I noob in LaTeX3 and I try to understand this language. As I read here one can define a new macro by using \cs_new:

\cs_new:Npn \SayHello #1
 { \prg_replicate:nn {#1} { Hello~World!~ } }

where N respect to \SayHello, p --- to #1 and n --- to {...}

Ok, I try to create my function to show square of some number:

\cs_new:Npn \Show #1 
\int_eval:n {#1*#1}

Macro \Show{number} work fine. But if I try to define macro \Show, which should show me some integer:

\cs_new:Nn \Show 
\int_eval:n {2+2}

I get a LaTeX error: "kernel/missing-colon".

Ok, then I add a colon:

\cs_new:Nn \Show:n 
\int_eval:n {2+2}

and I agein get an error, but now it just ! Undefined control sequence.

This behavior is not clear to me. Where am I breaking the rules?

MWE below.

\cs_new:Nn \Show:n 
\int_eval:n {2+2}

  • The functions with p allow for non - colon macro names, the other ones must have a colon at the end! You can't call \Show just this way outside of expl3 space. You must define it with Npn or call it with \Show:n{} in expl3 space
    – user31729
    Jan 28, 2017 at 17:46
  • Actually, expl3 space should be \Show: to work with \cs_new:Nn, or if you use \cs_new:Npn you can use whatever name you want. In any case, you should actually define \Show with xparse to make the public interface, and then the internal through expl3 language. Of course, for this example is too much, but in general that should be the way.
    – Manuel
    Jan 28, 2017 at 17:52
  • You should do \cs_new:Npn \sergio_show: {...} (without argument) or \cs_new:Npn \sergio_show:n #1 {...} (with argument) and define the document command in addition (with xparse): \NewDocumentCommand \Show {} { \sergio_show: } or \NewDocumentCommand \Show {m} { \sergio_show:n {#1} }
    – cgnieder
    Jan 28, 2017 at 18:08
  • Why I should to use xparse, why not LaTeX3 directly? In the first example it was possible. Jan 28, 2017 at 18:15
  • @sergiokapone it is possible but doesn't follow the expl3/LaTeX3 conventions that if you define commands for use in the document they should have a code-level equivalent function. The code level function should also follow the naming conventions (\<module>_<name>:<arg spec>).
    – cgnieder
    Jan 28, 2017 at 18:21

1 Answer 1


With \cs_new:Nn you're only allowed to define a function (macro) which has a signature, that is a list of the argument types after a colon.

With \cs_new:Npn you don't have this restriction, because you have to type in explicitly the parameter text (which is what p in the signature means).

For example, \cs_new:Nn expects a single token argument (N) and a braced argument (n). Conversely, \cs_new:Npn expects a single token argument, a “parameter argument” (see the discussion of parameter text in the TeXbook or TeX by topic) followed by a braced argument.

The codes

\cs_new:Nn \sergio_show:n { \int_eval:n { #1+#1 } }


\cs_new:Npn \sergio_show:n #1 { \int_eval:n { #1+#1 } }

are completely equivalent, because \cs_new:Nn can build a suitable parameter text from the signature.
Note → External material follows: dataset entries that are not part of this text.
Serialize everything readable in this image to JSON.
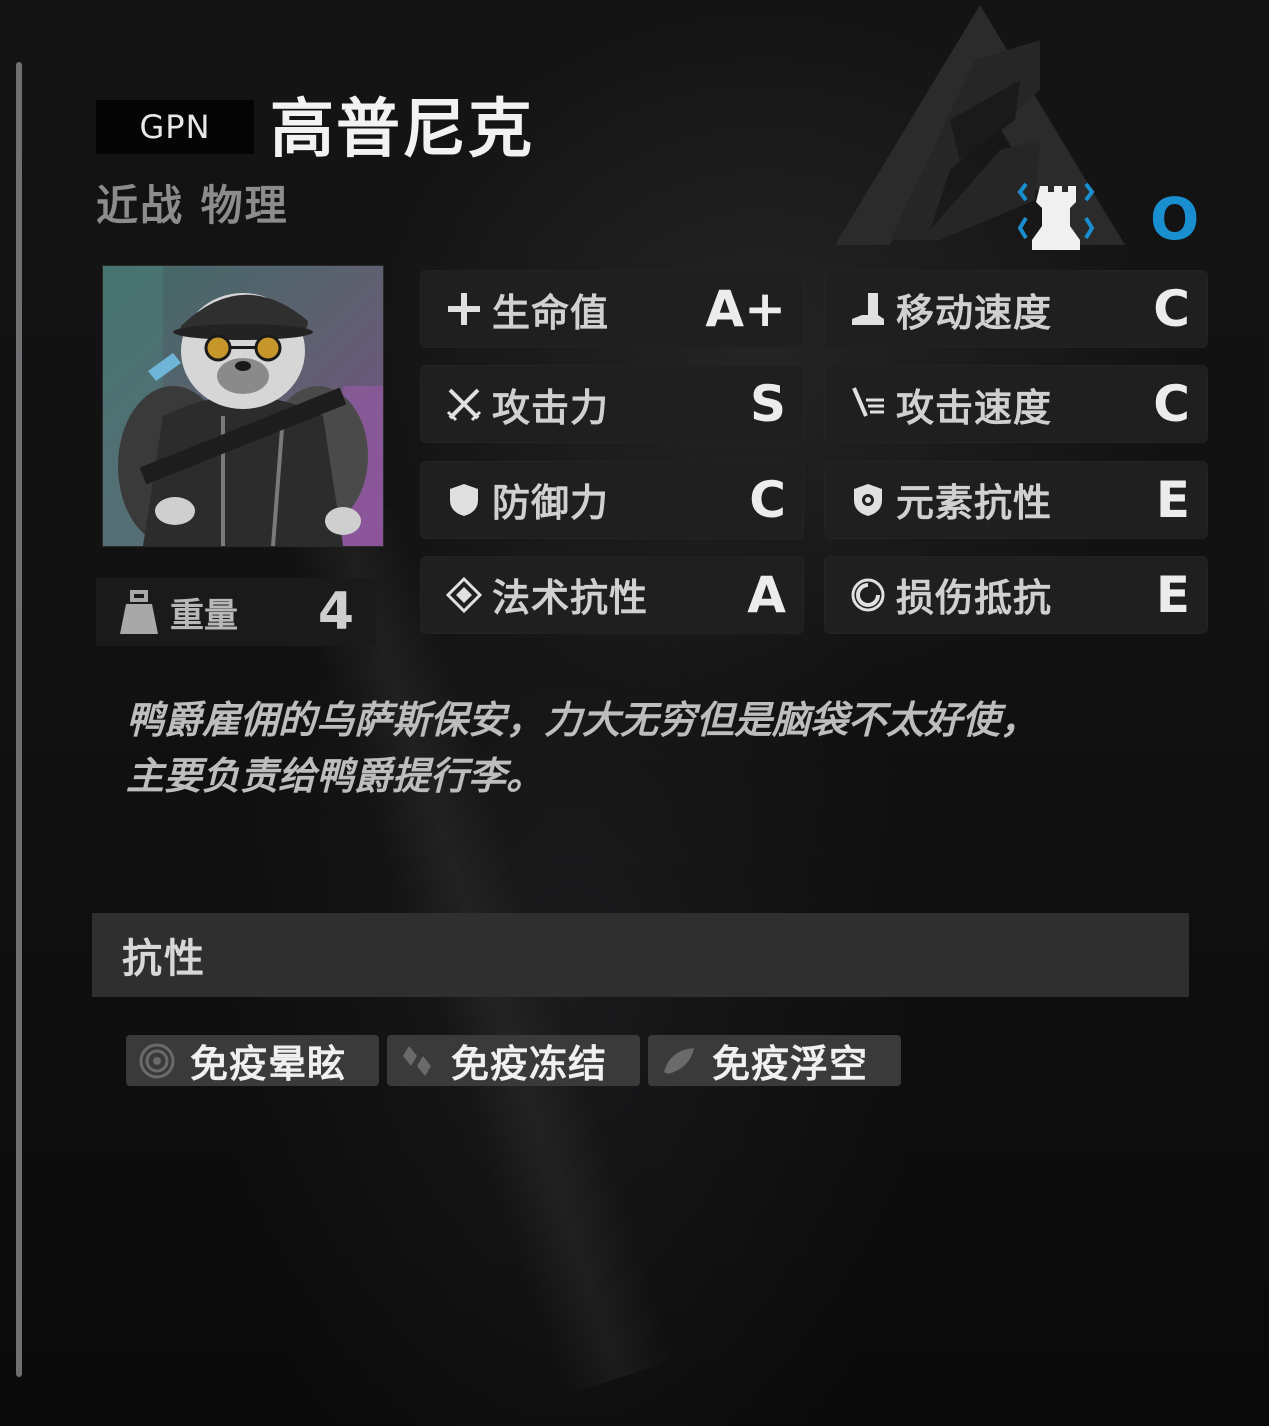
{
  "header": {
    "code": "GPN",
    "name": "高普尼克",
    "type": "近战 物理",
    "level_value": "O",
    "level_icon": "rook-icon",
    "accent_color": "#1a8fd0"
  },
  "portrait": {
    "icon": "seal-bodyguard-portrait"
  },
  "weight": {
    "label": "重量",
    "value": "4",
    "icon": "weight-icon"
  },
  "stats": [
    {
      "label": "生命值",
      "grade": "A+",
      "icon": "plus-icon"
    },
    {
      "label": "移动速度",
      "grade": "C",
      "icon": "boot-icon"
    },
    {
      "label": "攻击力",
      "grade": "S",
      "icon": "crossed-swords-icon"
    },
    {
      "label": "攻击速度",
      "grade": "C",
      "icon": "sword-speed-icon"
    },
    {
      "label": "防御力",
      "grade": "C",
      "icon": "shield-icon"
    },
    {
      "label": "元素抗性",
      "grade": "E",
      "icon": "element-shield-icon"
    },
    {
      "label": "法术抗性",
      "grade": "A",
      "icon": "diamond-icon"
    },
    {
      "label": "损伤抵抗",
      "grade": "E",
      "icon": "ring-icon"
    }
  ],
  "description": {
    "line1": "鸭爵雇佣的乌萨斯保安，力大无穷但是脑袋不太好使，",
    "line2": "主要负责给鸭爵提行李。"
  },
  "resistance_section": {
    "title": "抗性"
  },
  "immunities": [
    {
      "label": "免疫晕眩",
      "icon": "spiral-icon"
    },
    {
      "label": "免疫冻结",
      "icon": "ice-icon"
    },
    {
      "label": "免疫浮空",
      "icon": "feather-icon"
    }
  ]
}
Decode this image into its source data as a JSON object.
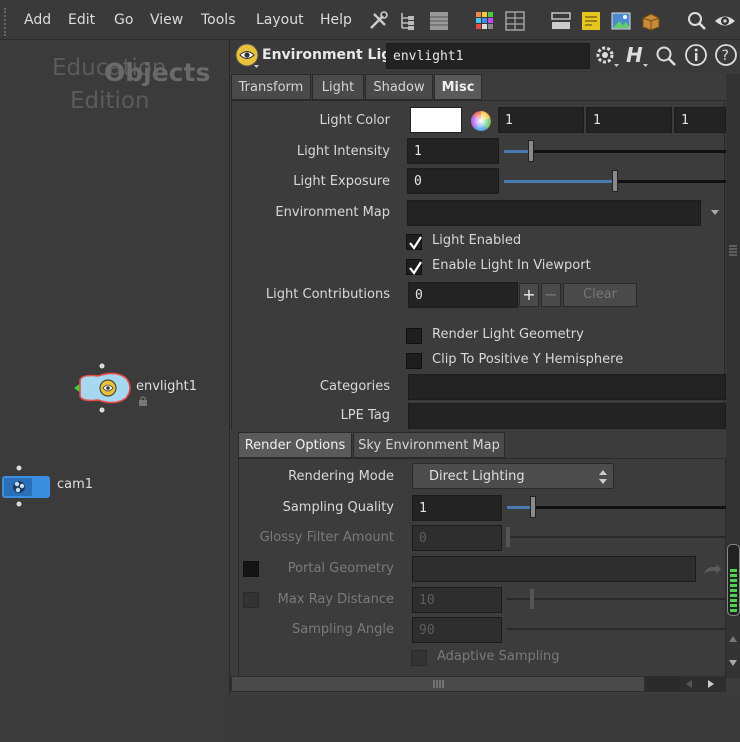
{
  "menubar": {
    "items": [
      "Add",
      "Edit",
      "Go",
      "View",
      "Tools",
      "Layout",
      "Help"
    ],
    "icons": [
      "tools-icon",
      "tree-icon",
      "list-icon",
      "color-grid-icon",
      "parm-grid-icon",
      "network-layout-icon",
      "sticky-note-icon",
      "image-icon",
      "box-icon",
      "search-icon",
      "eye-icon"
    ]
  },
  "network": {
    "watermark_1": "Education",
    "watermark_2": "Edition",
    "context": "Objects",
    "nodes": [
      {
        "name": "envlight1"
      },
      {
        "name": "cam1"
      }
    ]
  },
  "params": {
    "node_type": "Environment Light",
    "node_name": "envlight1",
    "tabs": [
      "Transform",
      "Light",
      "Shadow",
      "Misc"
    ],
    "active_tab": "Misc",
    "light_color": {
      "label": "Light Color",
      "swatch": "#ffffff",
      "r": "1",
      "g": "1",
      "b": "1"
    },
    "light_intensity": {
      "label": "Light Intensity",
      "value": "1",
      "slider_fraction": 0.12
    },
    "light_exposure": {
      "label": "Light Exposure",
      "value": "0",
      "slider_fraction": 0.5
    },
    "environment_map": {
      "label": "Environment Map",
      "value": ""
    },
    "light_enabled": {
      "label": "Light Enabled",
      "checked": true
    },
    "enable_in_viewport": {
      "label": "Enable Light In Viewport",
      "checked": true
    },
    "light_contributions": {
      "label": "Light Contributions",
      "value": "0",
      "clear": "Clear"
    },
    "render_light_geometry": {
      "label": "Render Light Geometry",
      "checked": false
    },
    "clip_to_positive_y": {
      "label": "Clip To Positive Y Hemisphere",
      "checked": false
    },
    "categories": {
      "label": "Categories",
      "value": ""
    },
    "lpe_tag": {
      "label": "LPE Tag",
      "value": ""
    },
    "sub_tabs": [
      "Render Options",
      "Sky Environment Map"
    ],
    "rendering_mode": {
      "label": "Rendering Mode",
      "value": "Direct Lighting"
    },
    "sampling_quality": {
      "label": "Sampling Quality",
      "value": "1",
      "slider_fraction": 0.12
    },
    "glossy_filter_amount": {
      "label": "Glossy Filter Amount",
      "value": "0"
    },
    "portal_geometry": {
      "label": "Portal Geometry",
      "value": ""
    },
    "max_ray_distance": {
      "label": "Max Ray Distance",
      "value": "10"
    },
    "sampling_angle": {
      "label": "Sampling Angle",
      "value": "90"
    },
    "adaptive_sampling": {
      "label": "Adaptive Sampling",
      "checked": false
    }
  },
  "colors": {
    "accent_blue": "#4a78b0",
    "cam_blue": "#3b8fe0",
    "light_yellow": "#e8c23a"
  }
}
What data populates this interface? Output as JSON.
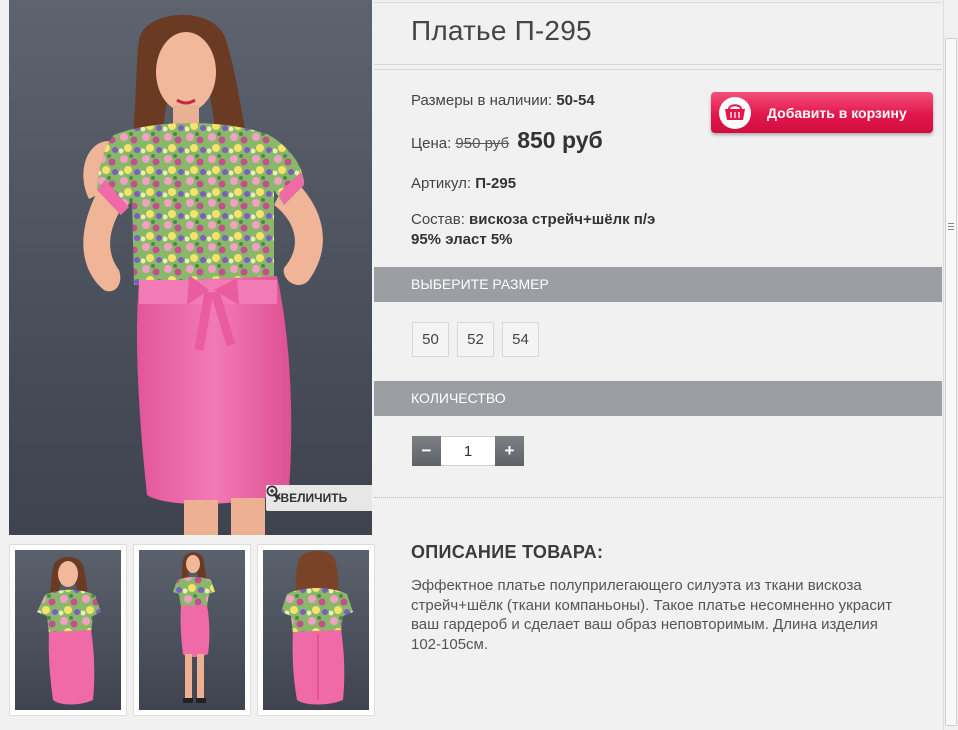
{
  "product": {
    "title": "Платье П-295",
    "sizes_label": "Размеры в наличии:",
    "sizes_value": "50-54",
    "price_label": "Цена:",
    "old_price": "950 руб",
    "new_price": "850 руб",
    "article_label": "Артикул:",
    "article_value": "П-295",
    "composition_label": "Состав:",
    "composition_line1": "вискоза стрейч+шёлк п/э",
    "composition_line2": "95% эласт 5%"
  },
  "cart_button": {
    "label": "Добавить в корзину",
    "icon": "basket-icon",
    "color": "#e3174c"
  },
  "gallery": {
    "zoom_label": "УВЕЛИЧИТЬ",
    "zoom_icon": "magnifier-plus-icon",
    "thumbnails": [
      "front",
      "full-length",
      "back"
    ]
  },
  "size_section": {
    "header": "ВЫБЕРИТЕ РАЗМЕР",
    "options": [
      "50",
      "52",
      "54"
    ]
  },
  "quantity_section": {
    "header": "КОЛИЧЕСТВО",
    "minus": "−",
    "value": "1",
    "plus": "+"
  },
  "description": {
    "title": "ОПИСАНИЕ ТОВАРА:",
    "text": "Эффектное платье полуприлегающего силуэта из ткани вискоза стрейч+шёлк (ткани компаньоны). Такое платье несомненно украсит ваш гардероб и сделает ваш образ неповторимым. Длина изделия 102-105см."
  },
  "colors": {
    "section_bar": "#9b9ea3",
    "skirt": "#f06aa8",
    "background": "#f1f1f1"
  }
}
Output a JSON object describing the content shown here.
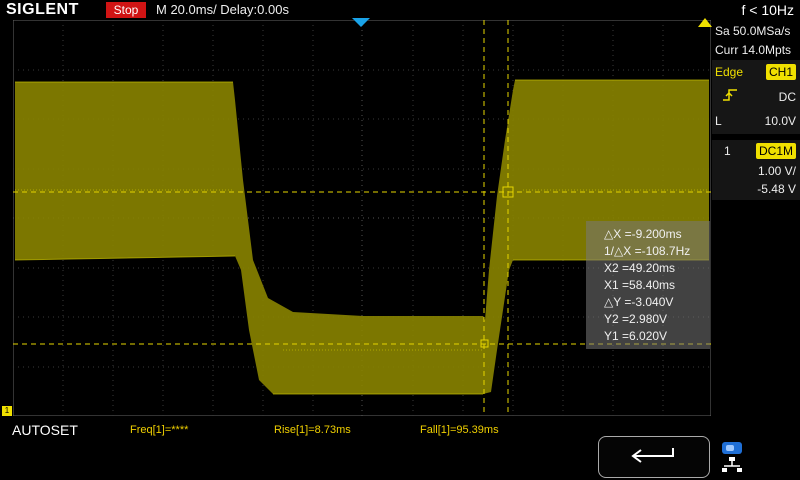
{
  "header": {
    "brand": "SIGLENT",
    "run_state": "Stop",
    "timebase": "M 20.0ms/ Delay:0.00s",
    "trigger_freq": "f < 10Hz"
  },
  "acquisition": {
    "sample_rate": "Sa 50.0MSa/s",
    "memory_depth": "Curr 14.0Mpts"
  },
  "trigger": {
    "type": "Edge",
    "source": "CH1",
    "coupling": "DC",
    "level_label": "L",
    "level": "10.0V"
  },
  "channel": {
    "number": "1",
    "coupling": "DC1M",
    "scale": "1.00 V/",
    "offset": "-5.48 V"
  },
  "cursors": {
    "delta_x": "△X =-9.200ms",
    "inv_delta_x": "1/△X =-108.7Hz",
    "x2": "X2 =49.20ms",
    "x1": "X1 =58.40ms",
    "delta_y": "△Y =-3.040V",
    "y2": "Y2 =2.980V",
    "y1": "Y1 =6.020V"
  },
  "bottom": {
    "autoset": "AUTOSET",
    "freq": "Freq[1]=****",
    "rise": "Rise[1]=8.73ms",
    "fall": "Fall[1]=95.39ms"
  },
  "colors": {
    "trace": "#b8b000",
    "cursor": "#e6d600",
    "trigger_marker": "#1aa3e8"
  }
}
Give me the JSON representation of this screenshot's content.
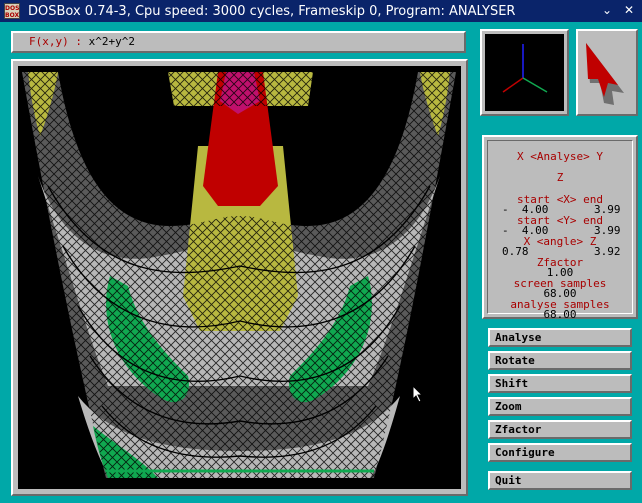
{
  "window": {
    "title": "DOSBox 0.74-3, Cpu speed:    3000 cycles, Frameskip  0, Program: ANALYSER",
    "icon_text": "DOS BOX",
    "controls": [
      "chevron-down-icon",
      "close-icon"
    ]
  },
  "formula": {
    "label": "F(x,y)  :",
    "expression": "x^2+y^2"
  },
  "panel": {
    "heading": "X <Analyse> Y",
    "axis_z": "Z",
    "start_x_label": "start <X> end",
    "start_x_from": "-  4.00",
    "start_x_to": "3.99",
    "start_y_label": "start <Y> end",
    "start_y_from": "-  4.00",
    "start_y_to": "3.99",
    "angle_label": "X <angle> Z",
    "angle_x": "0.78",
    "angle_z": "3.92",
    "zfactor_label": "Zfactor",
    "zfactor_value": "1.00",
    "screen_samples_label": "screen samples",
    "screen_samples_value": "68.00",
    "analyse_samples_label": "analyse samples",
    "analyse_samples_value": "68.00"
  },
  "menu": {
    "analyse": "Analyse",
    "rotate": "Rotate",
    "shift": "Shift",
    "zoom": "Zoom",
    "zfactor": "Zfactor",
    "configure": "Configure",
    "quit": "Quit"
  },
  "colors": {
    "desktop": "#00a8a8",
    "panel": "#bcbcbc",
    "title_bar": "#0a246a",
    "label_red": "#a80000",
    "surface_gray": "#5a5a5a",
    "surface_light": "#b8b8b8",
    "surface_yellow": "#b8b840",
    "surface_red": "#c00000",
    "surface_magenta": "#c0106c",
    "surface_green": "#10a850"
  }
}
If the command you want to define has no signature, you must define it with \cs_new:Npn or \cs_new_protected:Npn.

Alternatively, you can do

\cs_new:Nn \sergio_show:n { \int_eval:n { #1+#1 } }
\cs_set_eq:NN \Show \sergio_show:n

However, for user space commands, using the xparse interface is recommended.

You can't do

\cs_new:Nn \Show:n { \int_eval:n { #1+#1 } }

and then use \Show in the document, because you've never defined \Show.

Beware that you should use \cs_new_protected:Npn or \cs_new_protected:Nn (same rules apply) whenever the code contains non expandable functions (those without a red full or hollow star in the manual). Not the case here, because \int_eval:n is fully expandable.

  • 1
    Also note perhaps that _show would be wrong here as it's not a non-expandable function placing material in the .log/terminal.